O roteiro é sempre o mesmo. Toda investigação que não corresponde ao objetivo presidencial se torna uma não investigação.
Mas
houve, sim, investigação, cujo resultado foi o de que esses partidos
não tiveram nenhum envolvimento naquele episódio, que se tratou de um
ato fruto da conduta individual de uma pessoa totalmente desequilibrada.

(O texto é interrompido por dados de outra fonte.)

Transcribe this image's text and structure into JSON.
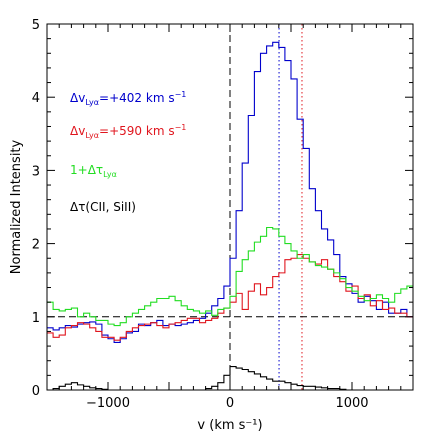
{
  "chart_data": {
    "type": "line",
    "title": "",
    "xlabel": "v (km s⁻¹)",
    "ylabel": "Normalized Intensity",
    "xlim": [
      -1500,
      1500
    ],
    "ylim": [
      0,
      5
    ],
    "xticks": [
      -1000,
      0,
      1000
    ],
    "xtick_labels": [
      "−1000",
      "0",
      "1000"
    ],
    "yticks": [
      0,
      1,
      2,
      3,
      4,
      5
    ],
    "ytick_labels": [
      "0",
      "1",
      "2",
      "3",
      "4",
      "5"
    ],
    "reference_lines": [
      {
        "orientation": "vertical",
        "x": 0,
        "style": "dashed",
        "color": "#000000"
      },
      {
        "orientation": "vertical",
        "x": 402,
        "style": "dotted",
        "color": "#0000cc"
      },
      {
        "orientation": "vertical",
        "x": 590,
        "style": "dotted",
        "color": "#e0161e"
      },
      {
        "orientation": "horizontal",
        "y": 1,
        "style": "dashed",
        "color": "#000000"
      }
    ],
    "legend": [
      {
        "text": "Δv",
        "sub": "Lyα",
        "rest": "=+402 km s",
        "sup": "−1",
        "color": "#0000cc"
      },
      {
        "text": "Δv",
        "sub": "Lyα",
        "rest": "=+590 km s",
        "sup": "−1",
        "color": "#e0161e"
      },
      {
        "text": "1+Δτ",
        "sub": "Lyα",
        "rest": "",
        "sup": "",
        "color": "#22dd22"
      },
      {
        "text": "Δτ(CII, SiII)",
        "sub": "",
        "rest": "",
        "sup": "",
        "color": "#000000"
      }
    ],
    "legend_position": "top-left",
    "series": [
      {
        "color": "#0000cc",
        "style": "step",
        "x": [
          -1500,
          -1450,
          -1400,
          -1350,
          -1300,
          -1250,
          -1200,
          -1150,
          -1100,
          -1050,
          -1000,
          -950,
          -900,
          -850,
          -800,
          -750,
          -700,
          -650,
          -600,
          -550,
          -500,
          -450,
          -400,
          -350,
          -300,
          -250,
          -200,
          -150,
          -100,
          -50,
          0,
          50,
          100,
          150,
          200,
          250,
          300,
          350,
          400,
          450,
          500,
          550,
          600,
          650,
          700,
          750,
          800,
          850,
          900,
          950,
          1000,
          1050,
          1100,
          1150,
          1200,
          1250,
          1300,
          1350,
          1400,
          1450,
          1500
        ],
        "y": [
          0.85,
          0.82,
          0.85,
          0.88,
          0.86,
          0.9,
          0.92,
          0.93,
          0.9,
          0.75,
          0.7,
          0.65,
          0.7,
          0.78,
          0.8,
          0.9,
          0.88,
          0.92,
          0.95,
          0.88,
          0.9,
          0.88,
          0.9,
          0.92,
          0.95,
          0.98,
          1.05,
          1.15,
          1.25,
          1.42,
          1.8,
          2.45,
          3.1,
          3.75,
          4.35,
          4.6,
          4.7,
          4.75,
          4.68,
          4.5,
          4.25,
          3.7,
          3.3,
          2.75,
          2.45,
          2.2,
          2.05,
          1.85,
          1.55,
          1.45,
          1.32,
          1.2,
          1.28,
          1.22,
          1.1,
          1.2,
          1.05,
          1.05,
          1.1,
          1.0,
          1.0
        ]
      },
      {
        "color": "#e0161e",
        "style": "step",
        "x": [
          -1500,
          -1450,
          -1400,
          -1350,
          -1300,
          -1250,
          -1200,
          -1150,
          -1100,
          -1050,
          -1000,
          -950,
          -900,
          -850,
          -800,
          -750,
          -700,
          -650,
          -600,
          -550,
          -500,
          -450,
          -400,
          -350,
          -300,
          -250,
          -200,
          -150,
          -100,
          -50,
          0,
          50,
          100,
          150,
          200,
          250,
          300,
          350,
          400,
          450,
          500,
          550,
          600,
          650,
          700,
          750,
          800,
          850,
          900,
          950,
          1000,
          1050,
          1100,
          1150,
          1200,
          1250,
          1300,
          1350,
          1400,
          1450,
          1500
        ],
        "y": [
          0.78,
          0.72,
          0.75,
          0.85,
          0.88,
          0.92,
          0.9,
          0.85,
          0.8,
          0.72,
          0.72,
          0.68,
          0.72,
          0.8,
          0.85,
          0.88,
          0.9,
          0.92,
          0.88,
          0.85,
          0.9,
          0.92,
          0.95,
          0.98,
          0.98,
          0.92,
          0.95,
          0.98,
          1.05,
          1.12,
          1.2,
          1.32,
          1.1,
          1.35,
          1.45,
          1.3,
          1.4,
          1.55,
          1.6,
          1.78,
          1.8,
          1.85,
          1.8,
          1.75,
          1.72,
          1.78,
          1.65,
          1.55,
          1.48,
          1.35,
          1.42,
          1.25,
          1.3,
          1.15,
          1.22,
          1.1,
          1.12,
          1.05,
          1.05,
          1.0,
          1.0
        ]
      },
      {
        "color": "#22dd22",
        "style": "step",
        "x": [
          -1500,
          -1450,
          -1400,
          -1350,
          -1300,
          -1250,
          -1200,
          -1150,
          -1100,
          -1050,
          -1000,
          -950,
          -900,
          -850,
          -800,
          -750,
          -700,
          -650,
          -600,
          -550,
          -500,
          -450,
          -400,
          -350,
          -300,
          -250,
          -200,
          -150,
          -100,
          -50,
          0,
          50,
          100,
          150,
          200,
          250,
          300,
          350,
          400,
          450,
          500,
          550,
          600,
          650,
          700,
          750,
          800,
          850,
          900,
          950,
          1000,
          1050,
          1100,
          1150,
          1200,
          1250,
          1300,
          1350,
          1400,
          1450,
          1500
        ],
        "y": [
          1.2,
          1.1,
          1.08,
          1.1,
          1.12,
          1.0,
          1.05,
          1.0,
          0.95,
          0.95,
          0.9,
          0.88,
          0.92,
          1.0,
          1.05,
          1.1,
          1.15,
          1.2,
          1.25,
          1.25,
          1.28,
          1.22,
          1.15,
          1.1,
          1.08,
          1.05,
          1.08,
          1.02,
          1.1,
          1.12,
          1.28,
          1.62,
          1.78,
          1.9,
          2.02,
          2.1,
          2.22,
          2.2,
          2.1,
          2.0,
          1.9,
          1.8,
          1.85,
          1.75,
          1.7,
          1.68,
          1.65,
          1.6,
          1.52,
          1.4,
          1.35,
          1.28,
          1.22,
          1.25,
          1.3,
          1.25,
          1.2,
          1.32,
          1.38,
          1.42,
          1.42
        ]
      },
      {
        "color": "#000000",
        "style": "step",
        "x": [
          -1500,
          -1450,
          -1400,
          -1350,
          -1300,
          -1250,
          -1200,
          -1150,
          -1100,
          -1050,
          -1000,
          -950,
          -900,
          -850,
          -800,
          -750,
          -700,
          -650,
          -600,
          -550,
          -500,
          -450,
          -400,
          -350,
          -300,
          -250,
          -200,
          -150,
          -100,
          -50,
          0,
          50,
          100,
          150,
          200,
          250,
          300,
          350,
          400,
          450,
          500,
          550,
          600,
          650,
          700,
          750,
          800,
          850,
          900,
          950,
          1000,
          1050,
          1100,
          1150,
          1200,
          1250,
          1300,
          1350,
          1400,
          1450,
          1500
        ],
        "y": [
          0.0,
          0.02,
          0.05,
          0.08,
          0.1,
          0.07,
          0.05,
          0.03,
          0.02,
          0.01,
          0.0,
          0.0,
          0.0,
          0.0,
          0.0,
          0.0,
          0.0,
          0.0,
          0.0,
          0.0,
          0.0,
          0.0,
          0.0,
          0.0,
          0.0,
          0.0,
          0.02,
          0.05,
          0.1,
          0.2,
          0.32,
          0.3,
          0.28,
          0.25,
          0.22,
          0.18,
          0.15,
          0.12,
          0.12,
          0.1,
          0.08,
          0.06,
          0.05,
          0.05,
          0.04,
          0.03,
          0.02,
          0.02,
          0.01,
          0.0,
          0.0,
          0.0,
          0.0,
          0.0,
          0.0,
          0.0,
          0.0,
          0.0,
          0.0,
          0.0,
          0.0
        ]
      }
    ]
  }
}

Eis o fato, porém, como não corresponde à versão bolsonarista, torna-se
um não fato.
Trata-se
do mesmo procedimento que estamos observando a propósito do voto
impresso. Não houve nenhuma prova, nem indício, de que a urna eletrônica
tenha sido violada, mas, antecipando uma derrota possível, o presidente
Bolsonaro não cessa de repetir que apresentará as provas, sem nunca
fazê-lo. O fato da lisura do pleito, do qual saiu vencedor, se torna
algo sob suspeita, fruto de uma conspiração. A teoria é tão esdrúxula
que significaria, tomando-a a sério, a conspiração que o levou ao poder!
Nesse
sentido, a sua foto é somente um outro aspecto de sua política, que
considera todo aquele que dele discorde um inimigo a ser eliminado. É a
paranoia do outro que procuraria abatê-lo!